Patients’ gait and balance may worsen years after implantation. For example, stimulation-resistant axial symptoms may emerge after five years of DBS even if treatment remains effective for appendicular symptoms. This outcome may follow progression of the disease into nondopaminergic networks. Another possible cause is increased voltage that involves pallido-fugal pathways, thus enlarging the field of stimulation, said Dr. Brontë-Stewart.

For patients with delayed worsening, Dr. Brontë-Stewart advises that “if you reprogram DBS, focusing on gait symmetry, you can improve gait, including freezing of gait. Many of us program DBS for appendicular symptoms, and we fail to do this for gait…. Perhaps use bipolar or interleaving programming to restrict field extension.”

Preoperative improvement in Unified Parkinson’s Disease Rating Scale Part III scores in response to levodopa treatment is the best predictor of the effect of DBS on gait and freezing of gait. Improvement in freezing of gait following STN DBS has, in turn, been related to reduced medication dosing and lack of worsening of cognition, concluded Dr. Brontë-Stewart.

An Initial Approach to Vocal Tremor

The literature suggests that in patients with Parkinson’s disease, STN DBS often results in deterioration of speech that may not improve when the stimulation is stopped. Predictors of vocal problems include presurgical dysarthria, duration and severity of presurgical disease progression, and contact placement around the left STN.

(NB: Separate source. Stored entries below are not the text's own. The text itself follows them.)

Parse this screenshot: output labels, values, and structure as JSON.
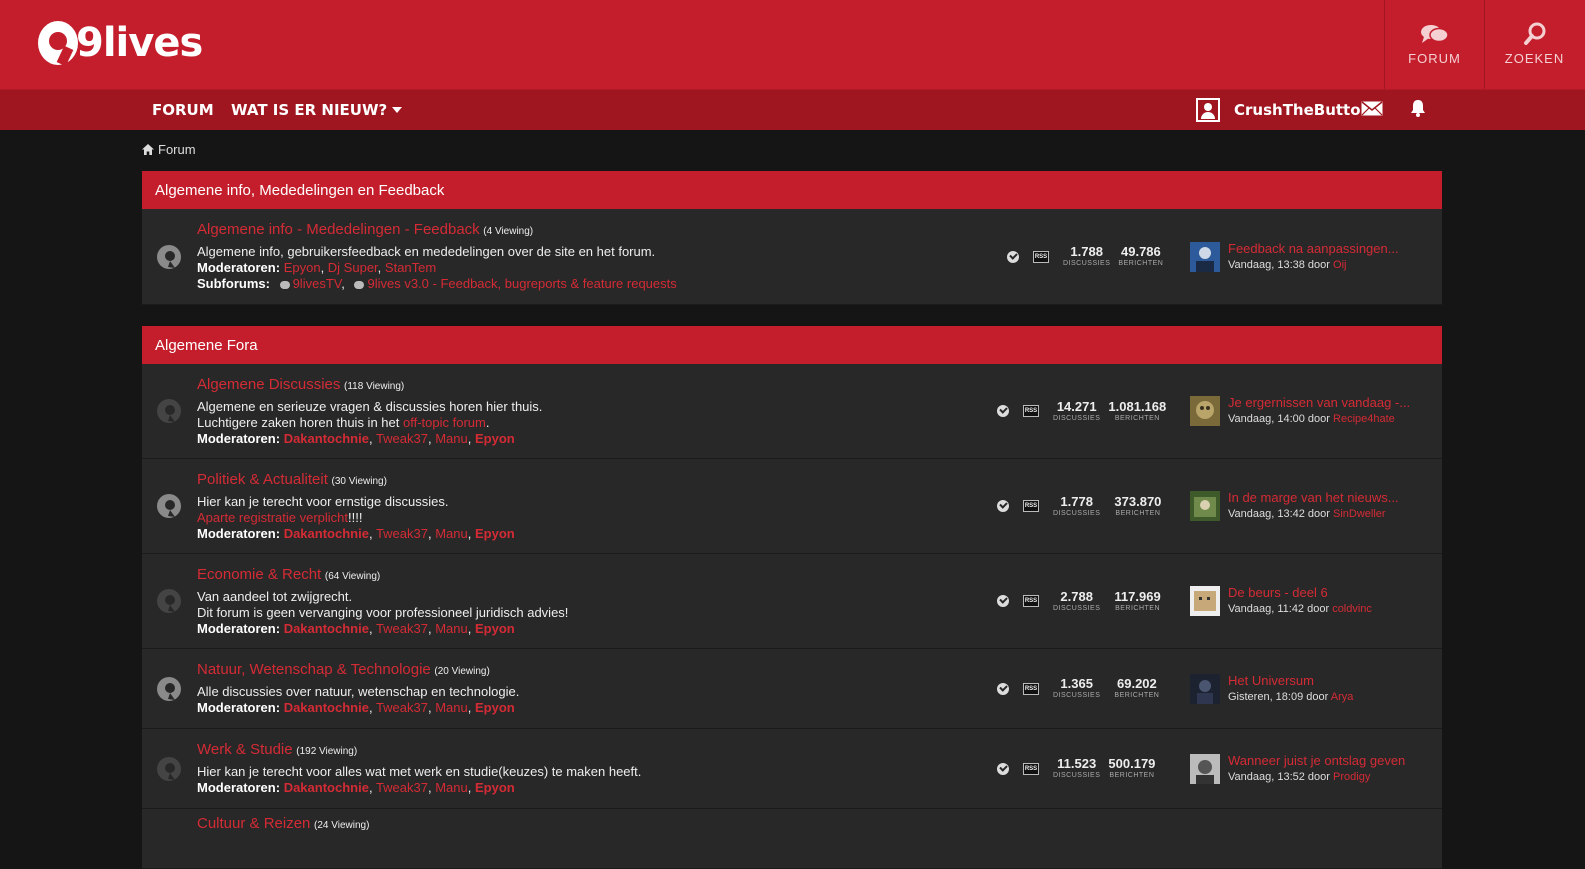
{
  "header": {
    "logo_text": "9lives",
    "forum_btn": "FORUM",
    "zoeken_btn": "ZOEKEN"
  },
  "nav": {
    "forum": "FORUM",
    "whats_new": "WAT IS ER NIEUW?",
    "username": "CrushTheButton"
  },
  "breadcrumb": {
    "label": "Forum"
  },
  "categories": [
    {
      "title": "Algemene info, Mededelingen en Feedback",
      "nodes": [
        {
          "title": "Algemene info - Mededelingen - Feedback",
          "viewing": "(4 Viewing)",
          "desc": "Algemene info, gebruikersfeedback en mededelingen over de site en het forum.",
          "mod_label": "Moderatoren:",
          "mods": [
            "Epyon",
            "Dj Super",
            "StanTem"
          ],
          "sub_label": "Subforums:",
          "subs": [
            "9livesTV",
            "9lives v3.0 - Feedback, bugreports & feature requests"
          ],
          "discussions": "1.788",
          "posts": "49.786",
          "last_title": "Feedback na aanpassingen...",
          "last_meta": "Vandaag, 13:38 door",
          "last_user": "Oij"
        }
      ]
    },
    {
      "title": "Algemene Fora",
      "nodes": [
        {
          "title": "Algemene Discussies",
          "viewing": "(118 Viewing)",
          "desc": "Algemene en serieuze vragen & discussies horen hier thuis.",
          "desc2_pre": "Luchtigere zaken horen thuis in het",
          "desc2_link": "off-topic forum",
          "desc2_post": ".",
          "mod_label": "Moderatoren:",
          "mods": [
            "Dakantochnie",
            "Tweak37",
            "Manu",
            "Epyon"
          ],
          "discussions": "14.271",
          "posts": "1.081.168",
          "last_title": "Je ergernissen van vandaag -...",
          "last_meta": "Vandaag, 14:00 door",
          "last_user": "Recipe4hate"
        },
        {
          "title": "Politiek & Actualiteit",
          "viewing": "(30 Viewing)",
          "desc": "Hier kan je terecht voor ernstige discussies.",
          "desc2_link": "Aparte registratie verplicht",
          "desc2_post": "!!!!",
          "mod_label": "Moderatoren:",
          "mods": [
            "Dakantochnie",
            "Tweak37",
            "Manu",
            "Epyon"
          ],
          "discussions": "1.778",
          "posts": "373.870",
          "last_title": "In de marge van het nieuws...",
          "last_meta": "Vandaag, 13:42 door",
          "last_user": "SinDweller"
        },
        {
          "title": "Economie & Recht",
          "viewing": "(64 Viewing)",
          "desc": "Van aandeel tot zwijgrecht.",
          "desc2_plain": "Dit forum is geen vervanging voor professioneel juridisch advies!",
          "mod_label": "Moderatoren:",
          "mods": [
            "Dakantochnie",
            "Tweak37",
            "Manu",
            "Epyon"
          ],
          "discussions": "2.788",
          "posts": "117.969",
          "last_title": "De beurs - deel 6",
          "last_meta": "Vandaag, 11:42 door",
          "last_user": "coldvinc"
        },
        {
          "title": "Natuur, Wetenschap & Technologie",
          "viewing": "(20 Viewing)",
          "desc": "Alle discussies over natuur, wetenschap en technologie.",
          "mod_label": "Moderatoren:",
          "mods": [
            "Dakantochnie",
            "Tweak37",
            "Manu",
            "Epyon"
          ],
          "discussions": "1.365",
          "posts": "69.202",
          "last_title": "Het Universum",
          "last_meta": "Gisteren, 18:09 door",
          "last_user": "Arya"
        },
        {
          "title": "Werk & Studie",
          "viewing": "(192 Viewing)",
          "desc": "Hier kan je terecht voor alles wat met werk en studie(keuzes) te maken heeft.",
          "mod_label": "Moderatoren:",
          "mods": [
            "Dakantochnie",
            "Tweak37",
            "Manu",
            "Epyon"
          ],
          "discussions": "11.523",
          "posts": "500.179",
          "last_title": "Wanneer juist je ontslag geven",
          "last_meta": "Vandaag, 13:52 door",
          "last_user": "Prodigy"
        },
        {
          "title": "Cultuur & Reizen",
          "viewing": "(24 Viewing)"
        }
      ]
    }
  ],
  "stat_labels": {
    "discussions": "DISCUSSIES",
    "posts": "BERICHTEN"
  },
  "rss_label": "RSS"
}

“There is no large evidence base upon which to work when you are trying to … deal with someone who comes to you with speech problems,” said Bryan T. Klassen, MD, Assistant Professor of Neurology at the Mayo Clinic in Rochester, Minnesota. Addressing potential speech problems before implantation “should be a major part of any DBS protocol,” he added. A neurologist should document a patient’s pre-existing speech issues carefully. At Mayo Clinic, all patients scheduled to undergo implantation visit a speech pathologist first, and the examination is recorded.

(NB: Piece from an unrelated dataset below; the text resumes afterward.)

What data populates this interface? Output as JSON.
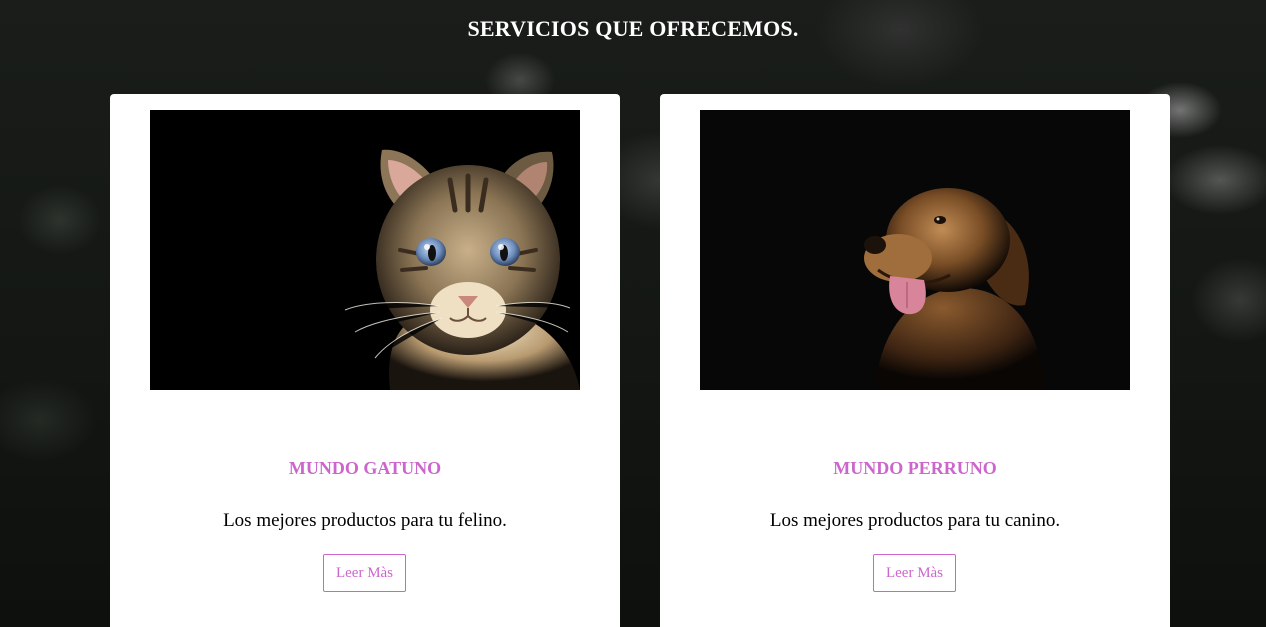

In addition, patients need to understand that vocal tremor may be a symptom of Parkinson’s disease and may not result from DBS. On the other hand, neurologists also should inform patients that inserting the leads may cause dysarthria even before the battery for the device is implanted. Patients ultimately may have to choose between optimal tremor control and optimal speech, said Dr. Klassen.